For the Clippers, that would have been a particularly exciting outcome, as they could have played more games against the Lakers, Warriors, and Suns, three teams that are trying to contend this season. That could bring new life to rivalries across the league while working towards the overall goal of health and safety for the teams.

Instead, the NBA chose to de-emphasize the importance of divisions even further in its schedule release, opting instead to have each team play every other team in its conference three times, regardless of whether they are in the same division. Instead of getting more Pacific Division goodness, we’ll get even less. That makes a total of 42 games against the other 14 conference opponents. The league will randomly decide which team gets two home games in each of those series.

In a 72-game schedule, that leaves 30 games remaining, and that logically means that each team will play every non-conference team twice, once at home and once on the road. We haven’t yet seen the schedule of games — in fact, the second half of the schedule won’t even be released until closer to the All-Star Break, which marks the halfway point of this season — but as of now, it doesn’t appear that much has been done to limit travel.

Los Angeles Clippers v Los Angeles Lakers
Maybe it’s just me, but I think more Clippers vs. Lakers games during the regular season would be a good thing.
Photo by Joe Murphy/NBAE via Getty Images

In a way, this new format is advantageous to the Clippers because it increases the proportion of games that are played against lesser opponents (i.e. the bulk of the Eastern Conference) while reducing the number of games played against other teams in the Pacific Division, which should be the best in the NBA this year. However, continuing to play 15 Eastern Conference road dates is unfortunate from a travel perspective, especially for a team that is as far west as possible.
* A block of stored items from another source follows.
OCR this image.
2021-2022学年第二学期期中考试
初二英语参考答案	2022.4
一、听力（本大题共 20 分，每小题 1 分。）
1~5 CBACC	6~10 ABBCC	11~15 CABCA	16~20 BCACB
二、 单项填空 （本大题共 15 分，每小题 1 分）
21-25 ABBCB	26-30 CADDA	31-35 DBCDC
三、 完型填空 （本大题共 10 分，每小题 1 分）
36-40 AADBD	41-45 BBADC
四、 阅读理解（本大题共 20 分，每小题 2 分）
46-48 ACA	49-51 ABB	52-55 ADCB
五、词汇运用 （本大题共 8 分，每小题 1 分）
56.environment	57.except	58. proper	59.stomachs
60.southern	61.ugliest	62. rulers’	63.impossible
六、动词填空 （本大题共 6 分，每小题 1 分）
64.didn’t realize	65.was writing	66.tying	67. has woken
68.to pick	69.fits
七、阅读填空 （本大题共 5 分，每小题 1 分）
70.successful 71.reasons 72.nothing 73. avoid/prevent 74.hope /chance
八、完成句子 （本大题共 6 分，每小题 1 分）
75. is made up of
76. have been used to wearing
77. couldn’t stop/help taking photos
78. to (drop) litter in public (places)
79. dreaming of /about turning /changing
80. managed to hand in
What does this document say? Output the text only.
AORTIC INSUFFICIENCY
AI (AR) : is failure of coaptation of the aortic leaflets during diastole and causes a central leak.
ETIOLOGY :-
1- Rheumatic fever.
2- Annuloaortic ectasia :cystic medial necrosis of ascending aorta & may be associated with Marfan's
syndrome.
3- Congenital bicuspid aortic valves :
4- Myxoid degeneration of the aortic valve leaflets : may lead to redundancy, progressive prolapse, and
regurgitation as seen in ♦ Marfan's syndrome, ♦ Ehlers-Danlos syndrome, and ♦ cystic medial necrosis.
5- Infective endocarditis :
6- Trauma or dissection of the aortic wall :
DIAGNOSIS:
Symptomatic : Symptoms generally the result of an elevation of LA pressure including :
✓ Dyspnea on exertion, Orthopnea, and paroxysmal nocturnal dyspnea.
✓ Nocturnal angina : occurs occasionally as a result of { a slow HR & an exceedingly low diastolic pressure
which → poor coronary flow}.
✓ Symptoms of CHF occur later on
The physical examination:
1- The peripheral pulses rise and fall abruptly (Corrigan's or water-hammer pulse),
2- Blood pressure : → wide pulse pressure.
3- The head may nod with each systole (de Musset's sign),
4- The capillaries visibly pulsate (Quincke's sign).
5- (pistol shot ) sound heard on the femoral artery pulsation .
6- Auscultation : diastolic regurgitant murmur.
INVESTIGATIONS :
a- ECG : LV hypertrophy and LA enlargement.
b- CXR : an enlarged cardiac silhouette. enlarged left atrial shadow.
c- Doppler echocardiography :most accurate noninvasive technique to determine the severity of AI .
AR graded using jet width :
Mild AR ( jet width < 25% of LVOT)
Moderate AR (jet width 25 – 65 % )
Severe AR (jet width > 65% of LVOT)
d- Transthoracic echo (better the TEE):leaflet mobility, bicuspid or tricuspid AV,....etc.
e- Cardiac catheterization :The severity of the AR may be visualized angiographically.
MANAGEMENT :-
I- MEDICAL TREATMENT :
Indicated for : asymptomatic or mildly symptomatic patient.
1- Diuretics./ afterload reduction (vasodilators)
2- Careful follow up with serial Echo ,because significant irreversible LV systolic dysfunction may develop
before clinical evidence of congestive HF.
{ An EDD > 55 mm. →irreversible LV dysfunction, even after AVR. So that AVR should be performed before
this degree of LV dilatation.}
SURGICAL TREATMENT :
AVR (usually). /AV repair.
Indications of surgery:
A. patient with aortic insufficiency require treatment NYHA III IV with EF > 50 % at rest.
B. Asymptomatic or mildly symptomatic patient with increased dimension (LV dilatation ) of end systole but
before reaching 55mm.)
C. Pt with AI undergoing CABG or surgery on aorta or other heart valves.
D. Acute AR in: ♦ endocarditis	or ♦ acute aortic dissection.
One other note in the NBA’s news release is that the play-in tournament has been approved for the no. 7 through no. 10 seeds to compete for the final two playoff spots. The seventh and eighth seeds each have two chances to win one game to secure their postseason berth, while the ninth and tenth seeds have to win two games in a row to leapfrog their way into the playoffs. There is no standings trigger mentioned in the format, so a no. 7 seed could theoretically be six games ahead of no. 8 and still have to enter this tournament; in my opinion, that’s a pretty lousy hand to be dealt, but we’ll see how it works out.

All in all, it feels strange to be this turned off by a run-of-the-mill schedule announcement, but this is a missed opportunity for the NBA. The league could have done something creative this year, but instead chose the path of least change possible in its scheduling while also creating a tournament that could inject real chaos in the playoff standings. Those are weird outcomes to achieve simultaneously, but the NBA managed it.